Logging on the Android application is centralized and disabled in the production build. For dynamic analysis, the logging API were hooked to collect application logs and understand what was happening during the tracing process:

at void com.android.internal.os.ZygoteInit.main()
at void com.android.internal.os.ZygoteInit$MethodAndArgsCaller.run()
at java.lang.Object java.lang.reflect.Method.invoke()
at void android.app.ActivityThread.main()
at void android.os.Looper.loop()
at void android.os.Handler.dispatchMessage()
at void covid.trace.morocco.services.b.handleMessage()
at void covid.trace.morocco.services.BluetoothMonitoringService.a()
at void covid.trace.morocco.services.BluetoothMonitoringService.F()
at void covid.trace.morocco.c.a$a.c()

 With parameters:
1: : java.lang.String = "BTMService"
2: : java.lang.String = "[TempID] Dont need to update Temp ID in actionScan"

Access to the filesystem is also restricted to logging to the SDCard, which is also disabled in the production version.

Accessibility

The application is available in French and Arabic. While this is a good start, this doesn’t cover all official languages in the country (Arabic and Tamazight) and several tourists and residents still stuck in the country are neither French or Arabic speakers. Adding more languages like English and Spanish would help adoption.

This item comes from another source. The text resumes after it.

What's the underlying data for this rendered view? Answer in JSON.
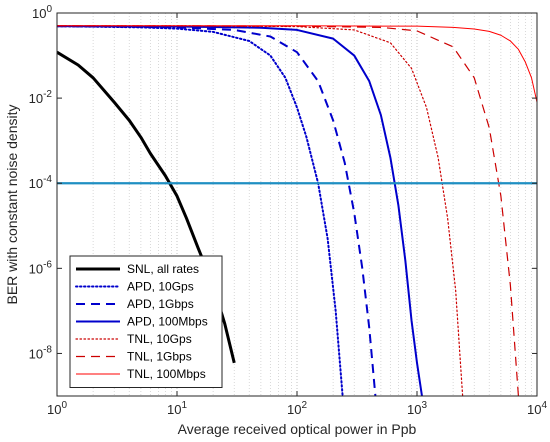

The application requires a moroccan phone number to register. While we can see the intent of avoiding abuses, tourists will need to purchase a phone number to use the application.

The application is small in size thanks to the technology stack (Native Android and iOS), which is suitable for low end phones and has adapted the tracing protocol to network conditions in the country.

The application doesn't have any other accessibility features to help getting used by persons with disabilities.